Claudie Cooper

Personal information
- Full name: Claudie Anna Rose Cooper
- Born: 1 May 2002 (age 24) Guildford, Surrey, England
- Batting: Right-handed
- Bowling: Right-arm off break
- Role: Bowler

Domestic team information
- 2019–2024: Surrey
- 2022–2024: South East Stars
- 2023: Oval Invincibles
- 2025–present: Yorkshire

Career statistics
| Competition | WLA | WT20 |
| Matches | 3 | 30 |
| Runs scored | 5 | 82 |
| Batting average | 5.00 | 9.11 |
| 100s/50s | 0/0 | 0/0 |
| Top score | 5 | 18 |
| Balls bowled | 109 | 558 |
| Wickets | 4 | 29 |
| Bowling average | 13.00 | 17.37 |
| 5 wickets in innings | 0 | 0 |
| 10 wickets in match | 0 | 0 |
| Best bowling | 2/14 | 4/5 |
| Catches/stumpings | 0/– | 10/– |
- Source: CricketArchive, 18 October 2024

= Claudie Cooper =

English cricketer

Claudie Anna Rose Cooper (born 1 May 2002) is an English cricketer who currently plays for Yorkshire. She plays as a right-arm off break bowler.

==Domestic career==
Cooper made her county debut in 2019, for Surrey against Warwickshire in the Women's Twenty20 Cup. She went on to play four matches in the competition, taking four wickets including her Twenty20 best bowling figures, 3/22 taken against Wales. In 2020, she took three-wicket hauls in two Women's London Championship matches. In 2021, she took six wickets in the Twenty20 Cup and four wickets in the London Championship. She took four wickets in the 2022 Women's Twenty20 Cup, including taking 2/6 from two overs against Sussex. She took six wickets in the group stage of the 2023 Women's Twenty20 Cup, at an average of 11.00, including taking 3/12 from her four overs against Oxfordshire.
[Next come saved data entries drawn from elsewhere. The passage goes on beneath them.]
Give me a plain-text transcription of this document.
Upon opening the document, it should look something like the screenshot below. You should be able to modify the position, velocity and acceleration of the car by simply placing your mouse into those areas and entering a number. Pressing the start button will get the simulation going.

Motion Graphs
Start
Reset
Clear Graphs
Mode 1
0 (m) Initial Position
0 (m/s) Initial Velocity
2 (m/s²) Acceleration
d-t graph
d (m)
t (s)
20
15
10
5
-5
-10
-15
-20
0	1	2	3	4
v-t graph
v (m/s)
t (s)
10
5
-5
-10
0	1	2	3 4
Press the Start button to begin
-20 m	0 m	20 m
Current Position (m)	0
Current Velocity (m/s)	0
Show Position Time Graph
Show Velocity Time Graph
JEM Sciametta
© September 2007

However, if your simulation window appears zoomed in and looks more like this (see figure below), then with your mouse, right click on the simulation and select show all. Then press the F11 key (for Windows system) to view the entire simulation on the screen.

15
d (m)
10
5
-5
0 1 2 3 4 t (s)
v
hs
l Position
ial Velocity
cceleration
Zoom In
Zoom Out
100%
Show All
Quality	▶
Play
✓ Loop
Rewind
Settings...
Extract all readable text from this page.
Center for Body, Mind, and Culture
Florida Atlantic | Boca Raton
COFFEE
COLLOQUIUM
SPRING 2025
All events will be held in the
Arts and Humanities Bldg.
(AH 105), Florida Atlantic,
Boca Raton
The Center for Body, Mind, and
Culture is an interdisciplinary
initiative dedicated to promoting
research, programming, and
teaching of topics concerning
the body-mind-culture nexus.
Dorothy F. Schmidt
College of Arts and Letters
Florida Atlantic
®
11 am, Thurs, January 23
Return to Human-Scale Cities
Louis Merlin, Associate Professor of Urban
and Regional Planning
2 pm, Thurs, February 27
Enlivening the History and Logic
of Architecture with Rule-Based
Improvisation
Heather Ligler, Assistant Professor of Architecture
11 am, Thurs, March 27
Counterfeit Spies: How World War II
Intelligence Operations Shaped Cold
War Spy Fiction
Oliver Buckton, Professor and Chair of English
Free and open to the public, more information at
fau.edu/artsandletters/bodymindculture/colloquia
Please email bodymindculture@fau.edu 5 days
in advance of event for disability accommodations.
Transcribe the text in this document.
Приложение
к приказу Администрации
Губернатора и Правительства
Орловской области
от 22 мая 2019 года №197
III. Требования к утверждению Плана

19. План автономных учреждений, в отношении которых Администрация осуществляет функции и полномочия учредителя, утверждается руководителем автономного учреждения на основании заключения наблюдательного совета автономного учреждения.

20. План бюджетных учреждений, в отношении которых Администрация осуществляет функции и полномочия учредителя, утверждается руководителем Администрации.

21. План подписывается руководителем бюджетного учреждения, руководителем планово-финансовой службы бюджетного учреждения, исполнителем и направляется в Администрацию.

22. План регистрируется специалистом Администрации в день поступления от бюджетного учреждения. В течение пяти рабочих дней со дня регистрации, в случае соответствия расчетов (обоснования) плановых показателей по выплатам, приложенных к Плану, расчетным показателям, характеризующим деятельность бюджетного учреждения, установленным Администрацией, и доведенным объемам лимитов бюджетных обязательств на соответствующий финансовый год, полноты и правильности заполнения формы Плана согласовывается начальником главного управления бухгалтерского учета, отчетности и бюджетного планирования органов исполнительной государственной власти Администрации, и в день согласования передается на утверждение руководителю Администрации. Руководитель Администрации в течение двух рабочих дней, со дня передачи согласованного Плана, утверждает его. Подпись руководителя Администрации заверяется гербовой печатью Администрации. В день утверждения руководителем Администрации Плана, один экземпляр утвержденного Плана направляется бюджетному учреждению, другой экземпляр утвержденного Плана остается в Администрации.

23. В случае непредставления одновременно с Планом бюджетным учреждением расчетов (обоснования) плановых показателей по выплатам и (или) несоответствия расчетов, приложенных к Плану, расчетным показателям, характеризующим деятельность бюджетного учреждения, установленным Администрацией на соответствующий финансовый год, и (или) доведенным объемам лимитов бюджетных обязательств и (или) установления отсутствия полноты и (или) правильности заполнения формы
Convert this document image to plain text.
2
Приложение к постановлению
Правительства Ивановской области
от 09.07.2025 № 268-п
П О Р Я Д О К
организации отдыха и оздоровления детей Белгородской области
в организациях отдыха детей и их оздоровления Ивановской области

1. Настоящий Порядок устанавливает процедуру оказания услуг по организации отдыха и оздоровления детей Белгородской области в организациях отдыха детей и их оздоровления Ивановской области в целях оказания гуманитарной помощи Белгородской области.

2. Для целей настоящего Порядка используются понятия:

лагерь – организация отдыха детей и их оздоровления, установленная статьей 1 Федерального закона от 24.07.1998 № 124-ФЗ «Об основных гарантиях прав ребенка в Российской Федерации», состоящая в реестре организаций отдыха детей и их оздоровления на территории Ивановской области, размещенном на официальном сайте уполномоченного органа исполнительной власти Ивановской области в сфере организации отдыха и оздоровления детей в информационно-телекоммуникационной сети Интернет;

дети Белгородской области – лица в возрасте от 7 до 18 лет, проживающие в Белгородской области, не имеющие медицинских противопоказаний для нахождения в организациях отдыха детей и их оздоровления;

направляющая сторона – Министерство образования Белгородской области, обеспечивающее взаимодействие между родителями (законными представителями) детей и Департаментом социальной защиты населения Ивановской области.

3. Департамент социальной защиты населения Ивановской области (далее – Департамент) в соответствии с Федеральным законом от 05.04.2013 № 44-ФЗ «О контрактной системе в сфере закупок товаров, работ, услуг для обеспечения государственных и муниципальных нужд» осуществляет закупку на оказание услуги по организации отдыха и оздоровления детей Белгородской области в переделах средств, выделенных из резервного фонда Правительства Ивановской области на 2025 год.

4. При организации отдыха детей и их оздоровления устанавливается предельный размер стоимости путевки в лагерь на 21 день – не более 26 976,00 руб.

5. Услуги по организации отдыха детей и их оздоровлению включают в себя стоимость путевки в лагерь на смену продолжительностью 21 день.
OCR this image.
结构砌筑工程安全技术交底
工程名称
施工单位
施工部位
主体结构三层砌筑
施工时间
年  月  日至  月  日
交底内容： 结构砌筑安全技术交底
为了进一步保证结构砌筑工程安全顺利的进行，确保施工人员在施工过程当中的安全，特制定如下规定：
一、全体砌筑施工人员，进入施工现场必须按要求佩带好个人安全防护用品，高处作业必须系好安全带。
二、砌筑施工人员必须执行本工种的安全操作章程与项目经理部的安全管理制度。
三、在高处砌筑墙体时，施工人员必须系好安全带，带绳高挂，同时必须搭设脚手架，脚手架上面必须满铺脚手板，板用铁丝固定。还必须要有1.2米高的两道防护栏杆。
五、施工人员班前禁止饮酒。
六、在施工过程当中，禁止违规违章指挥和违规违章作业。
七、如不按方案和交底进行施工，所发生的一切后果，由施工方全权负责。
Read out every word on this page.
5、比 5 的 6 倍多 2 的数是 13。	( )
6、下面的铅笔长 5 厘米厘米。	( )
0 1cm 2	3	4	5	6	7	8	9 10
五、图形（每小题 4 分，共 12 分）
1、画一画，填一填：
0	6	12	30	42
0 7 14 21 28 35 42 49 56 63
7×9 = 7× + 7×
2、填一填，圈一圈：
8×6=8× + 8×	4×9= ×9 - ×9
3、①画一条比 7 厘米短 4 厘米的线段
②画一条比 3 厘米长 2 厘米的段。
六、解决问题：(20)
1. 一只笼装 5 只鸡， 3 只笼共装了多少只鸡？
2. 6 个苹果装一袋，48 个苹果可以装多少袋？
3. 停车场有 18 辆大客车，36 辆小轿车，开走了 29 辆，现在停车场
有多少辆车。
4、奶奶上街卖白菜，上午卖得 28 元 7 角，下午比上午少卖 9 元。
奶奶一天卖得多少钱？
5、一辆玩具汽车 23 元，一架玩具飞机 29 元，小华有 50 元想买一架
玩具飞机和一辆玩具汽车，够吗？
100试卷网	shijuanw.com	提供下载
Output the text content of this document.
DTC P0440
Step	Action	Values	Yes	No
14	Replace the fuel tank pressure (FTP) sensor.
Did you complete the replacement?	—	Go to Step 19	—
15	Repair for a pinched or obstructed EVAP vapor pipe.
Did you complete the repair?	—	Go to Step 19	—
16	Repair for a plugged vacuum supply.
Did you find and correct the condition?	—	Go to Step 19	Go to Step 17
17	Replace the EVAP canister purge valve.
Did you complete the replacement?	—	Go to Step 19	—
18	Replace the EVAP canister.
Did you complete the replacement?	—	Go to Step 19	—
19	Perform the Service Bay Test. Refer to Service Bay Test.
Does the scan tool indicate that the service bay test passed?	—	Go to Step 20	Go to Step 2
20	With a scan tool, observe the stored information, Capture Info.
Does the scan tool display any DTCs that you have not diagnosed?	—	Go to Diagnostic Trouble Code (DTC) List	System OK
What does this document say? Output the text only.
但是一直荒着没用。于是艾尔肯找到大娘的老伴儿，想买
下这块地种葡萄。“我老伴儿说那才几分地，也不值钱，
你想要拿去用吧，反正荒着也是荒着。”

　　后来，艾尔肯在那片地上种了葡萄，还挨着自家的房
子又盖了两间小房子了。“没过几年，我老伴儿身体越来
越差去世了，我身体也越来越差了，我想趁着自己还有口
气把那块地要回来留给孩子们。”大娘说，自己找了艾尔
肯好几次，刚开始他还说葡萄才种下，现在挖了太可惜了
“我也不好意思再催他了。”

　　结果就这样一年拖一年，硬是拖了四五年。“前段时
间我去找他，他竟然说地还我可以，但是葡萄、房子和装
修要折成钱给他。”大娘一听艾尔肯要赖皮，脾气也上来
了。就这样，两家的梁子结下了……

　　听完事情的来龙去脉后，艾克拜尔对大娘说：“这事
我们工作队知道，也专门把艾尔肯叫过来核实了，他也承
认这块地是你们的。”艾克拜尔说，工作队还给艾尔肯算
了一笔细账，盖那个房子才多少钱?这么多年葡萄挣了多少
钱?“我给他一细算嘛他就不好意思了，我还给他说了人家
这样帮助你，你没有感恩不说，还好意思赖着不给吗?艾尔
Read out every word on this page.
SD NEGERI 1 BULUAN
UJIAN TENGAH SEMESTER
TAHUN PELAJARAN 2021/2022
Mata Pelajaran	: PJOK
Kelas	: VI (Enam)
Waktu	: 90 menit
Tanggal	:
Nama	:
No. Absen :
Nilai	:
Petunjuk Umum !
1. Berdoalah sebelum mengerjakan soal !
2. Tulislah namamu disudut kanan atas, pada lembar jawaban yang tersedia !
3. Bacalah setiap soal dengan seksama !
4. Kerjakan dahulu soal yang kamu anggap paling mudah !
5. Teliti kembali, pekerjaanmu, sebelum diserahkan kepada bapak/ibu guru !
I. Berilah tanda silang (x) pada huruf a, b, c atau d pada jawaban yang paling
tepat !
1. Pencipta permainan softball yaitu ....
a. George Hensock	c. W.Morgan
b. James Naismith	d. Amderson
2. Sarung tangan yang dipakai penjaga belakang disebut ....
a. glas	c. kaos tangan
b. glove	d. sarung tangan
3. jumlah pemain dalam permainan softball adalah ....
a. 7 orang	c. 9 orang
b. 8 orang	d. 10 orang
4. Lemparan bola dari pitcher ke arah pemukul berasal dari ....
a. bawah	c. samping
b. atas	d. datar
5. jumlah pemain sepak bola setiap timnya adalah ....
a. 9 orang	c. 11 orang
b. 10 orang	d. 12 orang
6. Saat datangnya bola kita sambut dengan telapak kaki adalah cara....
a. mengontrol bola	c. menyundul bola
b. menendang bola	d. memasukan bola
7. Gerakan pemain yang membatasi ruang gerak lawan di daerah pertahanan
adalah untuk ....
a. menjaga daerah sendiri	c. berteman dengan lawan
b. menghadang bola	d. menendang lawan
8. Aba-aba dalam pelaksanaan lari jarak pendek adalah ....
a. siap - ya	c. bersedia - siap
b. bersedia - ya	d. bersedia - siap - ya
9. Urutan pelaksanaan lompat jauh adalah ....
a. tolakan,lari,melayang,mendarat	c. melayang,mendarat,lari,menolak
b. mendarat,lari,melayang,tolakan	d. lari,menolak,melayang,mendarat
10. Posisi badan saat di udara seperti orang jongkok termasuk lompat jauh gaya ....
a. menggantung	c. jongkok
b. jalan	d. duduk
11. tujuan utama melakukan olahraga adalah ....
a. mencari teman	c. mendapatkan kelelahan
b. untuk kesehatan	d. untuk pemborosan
Cooper was named in the South East Stars Academy squad for the 2021 season. In a 100-ball match against Southern Vipers Academy, she took 3/5 from 20 balls. She was promoted to the first team squad ahead of the 2022 season, but did not play a match for the side that year. She was retained in the squad for the 2023 season, and made her debut for the side on 25 May 2023, against Sunrisers in the Charlotte Edwards Cup. She played five matches overall for the side that season, all in the Charlotte Edwards Cup, taking four wickets at an average of 21.75. She was also signed by Oval Invincibles for The Hundred, but did not play a match. In 2024 she took 15 wickets in what would be her final season for Surrey.

Cooper joined Yorkshire in 2025 and saw an instant increase in playing time. She took 34 wickets across all competitions, including a best of 3/22. Cooper was also part of the team that won the Metro Bank One Day Cup 2. In April 2026 it was announced she had signed a contract extension with Yorkshire through to the end of the 2027 season.

Cooper will also return to the Hundred in 2026, having been drafted by Sunrisers Leeds.